Стоило лишь кому-либо из тех, перед кем он лебезил и унижался, попасть в немилость, Паскуале преображался. Причем открыто. И всегда в его тайниках злопамятства находился тот или иной убийственно ехидный фактик, о котором, истошествуя, и, брызжа слюной в лицо опального, он громогласно сообщал судейским магистрам. Те, конечно, с благосклонностью принимали выпад горбуна. И паскудство его называли прямодушием честного христианина.

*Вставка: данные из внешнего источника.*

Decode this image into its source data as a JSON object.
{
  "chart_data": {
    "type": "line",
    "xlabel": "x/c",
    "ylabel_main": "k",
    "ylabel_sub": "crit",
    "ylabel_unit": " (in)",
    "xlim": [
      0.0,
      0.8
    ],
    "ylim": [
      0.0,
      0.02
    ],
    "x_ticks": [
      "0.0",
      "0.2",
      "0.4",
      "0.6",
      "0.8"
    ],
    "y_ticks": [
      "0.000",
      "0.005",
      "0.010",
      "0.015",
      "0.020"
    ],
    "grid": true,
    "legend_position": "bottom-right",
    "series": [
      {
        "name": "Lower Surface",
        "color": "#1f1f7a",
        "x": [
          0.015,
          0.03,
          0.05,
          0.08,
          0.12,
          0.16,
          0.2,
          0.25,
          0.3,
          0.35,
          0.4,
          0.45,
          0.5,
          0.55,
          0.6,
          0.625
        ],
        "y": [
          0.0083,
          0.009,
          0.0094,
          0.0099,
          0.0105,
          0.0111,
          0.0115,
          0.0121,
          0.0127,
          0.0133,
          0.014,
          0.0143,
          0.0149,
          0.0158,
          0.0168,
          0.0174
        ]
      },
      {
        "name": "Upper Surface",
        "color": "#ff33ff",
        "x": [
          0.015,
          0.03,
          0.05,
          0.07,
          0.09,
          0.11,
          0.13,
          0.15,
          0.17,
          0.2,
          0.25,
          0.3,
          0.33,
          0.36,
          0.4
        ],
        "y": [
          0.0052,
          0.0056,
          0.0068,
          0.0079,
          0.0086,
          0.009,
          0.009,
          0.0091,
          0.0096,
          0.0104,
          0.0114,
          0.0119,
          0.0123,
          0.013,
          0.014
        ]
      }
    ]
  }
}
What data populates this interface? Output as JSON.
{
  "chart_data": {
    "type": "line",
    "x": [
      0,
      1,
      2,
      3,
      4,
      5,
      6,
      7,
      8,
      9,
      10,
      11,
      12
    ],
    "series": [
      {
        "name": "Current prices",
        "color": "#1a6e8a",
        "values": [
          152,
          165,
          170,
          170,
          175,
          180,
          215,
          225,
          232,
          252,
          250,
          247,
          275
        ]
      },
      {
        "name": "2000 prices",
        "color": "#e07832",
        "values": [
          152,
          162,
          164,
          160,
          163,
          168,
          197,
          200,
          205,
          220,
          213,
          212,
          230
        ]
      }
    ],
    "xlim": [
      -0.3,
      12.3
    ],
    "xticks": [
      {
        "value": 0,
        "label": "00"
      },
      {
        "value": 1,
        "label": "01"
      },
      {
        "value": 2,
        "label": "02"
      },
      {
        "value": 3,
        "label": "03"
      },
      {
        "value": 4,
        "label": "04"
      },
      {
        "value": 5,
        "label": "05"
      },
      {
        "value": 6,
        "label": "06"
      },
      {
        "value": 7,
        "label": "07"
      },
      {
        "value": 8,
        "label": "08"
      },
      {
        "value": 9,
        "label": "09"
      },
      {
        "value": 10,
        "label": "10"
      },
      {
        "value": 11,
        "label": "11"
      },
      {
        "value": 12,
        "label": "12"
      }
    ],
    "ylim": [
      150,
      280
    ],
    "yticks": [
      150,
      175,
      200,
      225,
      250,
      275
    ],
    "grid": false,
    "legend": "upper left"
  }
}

Так канцелярщик и ходил в кургузой тоге «боголюбивого чада». Однако это его мало радовало. Звериное чутье подсказывало, что всесильные магистры Святой Инквизиции относятся к нему с хорошо скрываемой неприязнью. И причиной тому была не наружность его, а та самая пресловутая искренность, что губила отнюдь не плохих людей. Не раз Паскуале ежился под их полными омерзения к нему взглядами. И еще канцелярщик хорошо знал, что слава о нем, как о правдивом и нелицемерном христианине – штука не надежная. В любой момент безжалостный дознаватель Джузеппе Кордини сорвет с него хваленое облачение правдолюбца и всласть поизмывается над его кривой плотью.